Candidato de centro-direita à capital também não se esqueceu da “castigadora” EMEL, defendendo descontos de 50% para residentes em Lisboa que estacionem em qualquer parte da cidade. E lançou uma farpa a Fernando Medina ao falar de gratuitidade imediata nos “piores transportes públicos” que conhece.

O candidato da coligação de centro-direita à Câmara de Lisboa, Carlos Moedas, elencou propostas para melhorar “os piores transportes públicos” de todas as cidades em que residiu ao longo da vida, destacando que será preciso alterar o projeto “que não faz sentido nenhum” da linha circular do Metropolitano para evitar que os passageiros provenientes de Telheiras e de Odivelas sejam forçados a um transbordo na estação do Campo Grande. Para o antigo comissário europeu, a solução para esse problema da capital na área da mobilidade passará por uma “linha circular em laço”, acrescentando que, para evitar mais de 50 mil munícipes continuem a viver distantes de qualquer ponto dessa rede será preciso “lutar” por uma expansão que não acabe em Alcântara e se prolongue até Algés.
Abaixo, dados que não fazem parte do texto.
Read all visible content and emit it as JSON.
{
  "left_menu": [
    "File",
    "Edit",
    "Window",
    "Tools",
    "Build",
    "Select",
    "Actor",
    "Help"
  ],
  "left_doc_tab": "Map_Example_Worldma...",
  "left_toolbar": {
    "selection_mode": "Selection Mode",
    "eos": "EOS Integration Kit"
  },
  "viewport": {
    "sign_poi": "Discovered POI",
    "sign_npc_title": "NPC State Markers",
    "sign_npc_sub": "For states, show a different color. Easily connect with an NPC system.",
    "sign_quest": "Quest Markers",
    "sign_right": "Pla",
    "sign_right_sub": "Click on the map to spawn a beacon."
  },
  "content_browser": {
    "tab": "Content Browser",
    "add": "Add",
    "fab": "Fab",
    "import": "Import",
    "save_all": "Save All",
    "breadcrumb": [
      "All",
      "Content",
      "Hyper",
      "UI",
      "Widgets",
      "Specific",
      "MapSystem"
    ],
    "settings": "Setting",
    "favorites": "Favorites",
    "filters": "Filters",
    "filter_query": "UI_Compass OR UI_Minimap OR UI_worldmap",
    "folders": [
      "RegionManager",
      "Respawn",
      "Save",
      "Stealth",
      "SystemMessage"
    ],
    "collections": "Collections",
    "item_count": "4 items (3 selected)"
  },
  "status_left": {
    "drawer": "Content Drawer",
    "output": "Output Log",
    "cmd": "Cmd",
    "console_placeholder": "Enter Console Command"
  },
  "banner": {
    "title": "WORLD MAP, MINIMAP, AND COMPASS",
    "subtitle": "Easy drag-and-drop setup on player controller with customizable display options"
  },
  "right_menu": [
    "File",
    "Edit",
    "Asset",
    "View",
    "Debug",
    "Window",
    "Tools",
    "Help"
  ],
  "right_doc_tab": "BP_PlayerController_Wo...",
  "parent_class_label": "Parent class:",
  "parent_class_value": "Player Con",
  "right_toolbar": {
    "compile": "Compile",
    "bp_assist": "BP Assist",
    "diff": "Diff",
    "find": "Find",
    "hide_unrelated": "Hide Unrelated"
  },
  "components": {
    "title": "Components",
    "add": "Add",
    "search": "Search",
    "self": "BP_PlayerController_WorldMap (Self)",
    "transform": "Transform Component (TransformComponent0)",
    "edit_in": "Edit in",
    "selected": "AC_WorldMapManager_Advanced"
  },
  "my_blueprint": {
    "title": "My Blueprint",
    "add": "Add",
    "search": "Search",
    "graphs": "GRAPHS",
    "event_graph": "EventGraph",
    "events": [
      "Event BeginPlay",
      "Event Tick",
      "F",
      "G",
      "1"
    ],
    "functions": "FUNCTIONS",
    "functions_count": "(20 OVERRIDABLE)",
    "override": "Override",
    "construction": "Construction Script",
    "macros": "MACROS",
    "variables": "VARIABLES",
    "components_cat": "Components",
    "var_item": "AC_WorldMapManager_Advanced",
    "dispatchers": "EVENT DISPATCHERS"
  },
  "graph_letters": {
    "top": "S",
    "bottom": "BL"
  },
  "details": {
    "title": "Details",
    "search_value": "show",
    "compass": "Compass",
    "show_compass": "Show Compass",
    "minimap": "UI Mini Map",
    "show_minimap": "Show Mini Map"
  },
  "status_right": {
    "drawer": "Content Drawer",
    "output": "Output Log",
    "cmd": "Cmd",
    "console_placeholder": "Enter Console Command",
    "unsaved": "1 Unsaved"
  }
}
Na apresentação do programa da candidatura Tempos Novos, de que é o principal candidato e que conta com o PSD, CDS-PP, PPM, MPT e Aliança, Carlos Moedas lançou uma farpa a Fernando Medina, dizendo que “se fosse outro” prometeria a gratuitidade dos transportes públicos progressivamente até 2025 – numa referência ao que o atual presidente da Câmara e candidato do PS avançou quanto às creches para filhos de lisboetas -, anunciando que o fará imediatamente para os munícipes menores de 23 anos e maiores de 65.

Também sob a mira do antigo comissário europeu esteve a EMEL, descrevendo-a como uma “empresa castigadora que pune as pessoas todos os dias”, avançando com a intenção de impor um desconto de 50% no estacionamento de residentes em Lisboa, na via pública e em parques de estacionamento, seja em qual parte da cidade estiverem.

Para o final da sessão que decorreu nesta quarta-feira na reitoria da Universidade Nova ficou um projeto que Moedas apontou como a principal marca que pretende deixar se for eleito presidente da Câmara de Lisboa. Considerando que uma das coisas que todos os visitantes notam é a linha de caminho de ferro que afasta a cidade do Tejo, o candidato prometeu uma intervenção entre Algés e o Cais do Sodré que permita minorar esse problema. “Enquanto engenheiro civil sei que o enterramento total é impossível, mas há pontos que podem ser enterrados”, disse.